Stage 3: Phenomena Detection¶
Enabled phenomenon trackers receive per-frame data and detect social gaze behaviors. Each tracker is an independent module that reads from the FrameContext and writes its own output keys.
Built-in phenomena include:
- Joint Attention -- Two or more people looking at the same object.
- Mutual Gaze -- Two people looking at each other.
- Gaze Following -- One person shifts gaze to match another's target.
- Gaze Leadership -- One person consistently leads gaze shifts.
- Gaze Aversion -- A person breaks eye contact.
- Social Referencing -- A person looks at another after encountering a stimulus.
- Attention Span -- Duration a person fixates on a single target.
- Scanpath -- Sequence of gaze targets over time.
More details
See user-guide/phenomena-overview.md for enabling/disabling trackers and configuring their parameters.
Stage 4: Data Collection¶
The final stage reads from the FrameContext and produces output:
- CSV logging -- Per-frame rows with gaze angles, hit objects, and active phenomena.
- Heatmap accumulation -- Spatial attention maps accumulated across frames.
- Dashboard composition -- An overlay combining the annotated frame, heatmap, and statistics panels.
More details
See user-guide/data-output.md for output file formats, heatmap configuration, and dashboard layout options.
Frame Skipping¶
MindSight provides two frame-skipping options to improve throughput on long videos:
--skip-frames N¶
Runs the full pipeline only every N-th frame.

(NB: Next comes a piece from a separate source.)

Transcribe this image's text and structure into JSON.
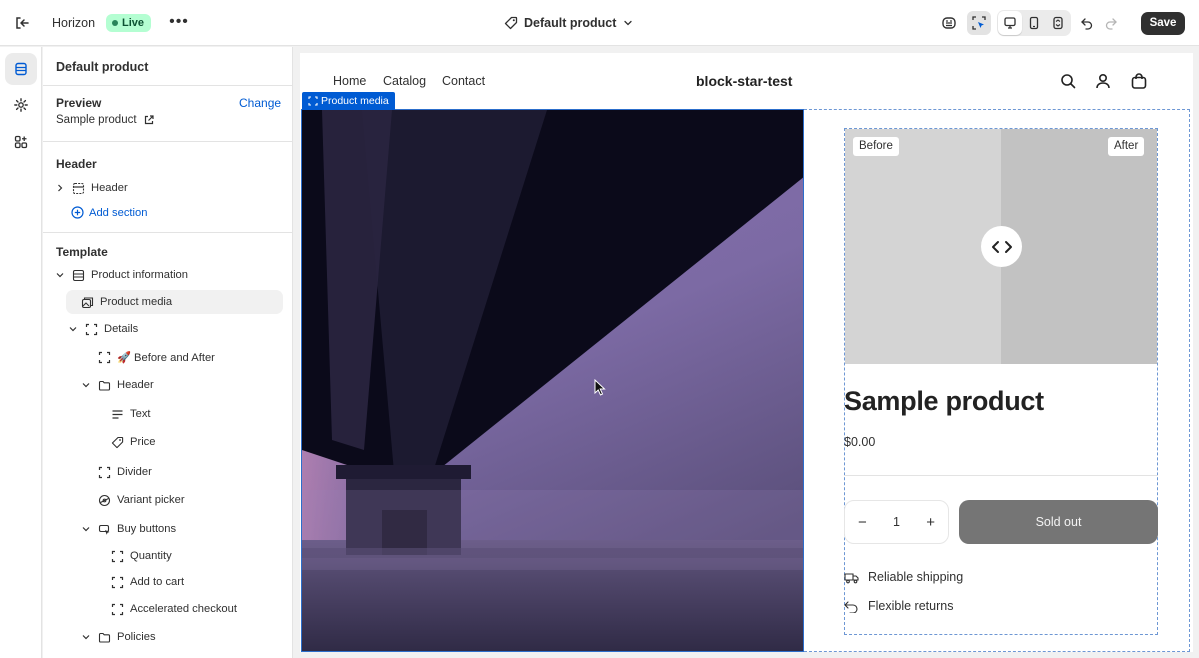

On intermediate frames, the most recent FrameContext is reused so that overlays and data output remain continuous without re-running detection and gaze inference.
--skip-phenomena N¶
Runs phenomena trackers only every N-th frame, while object detection and gaze estimation still execute every frame. Useful when phenomena detection is expensive but you need full-resolution gaze data.
Warning
High skip values reduce temporal resolution for phenomena that depend on frame-to-frame transitions (e.g., Gaze Following, Gaze Leadership). Start with small values and verify output quality.
Performance Modes¶
MindSight includes several flags to trade output richness for speed:
| Flag | Effect |
|---|---|
--fast |
Enables all speed optimizations (combines the flags below). |
--lite-overlay |
Draws only bounding boxes and gaze rays; skips text labels and statistics. |
--no-dashboard |
Disables the dashboard composition step entirely. |
--profile |
Prints per-stage timing after each frame for performance diagnosis. |
Under the hood
--profile writes a profile.csv alongside the output video, which you can load in a spreadsheet to identify bottlenecks.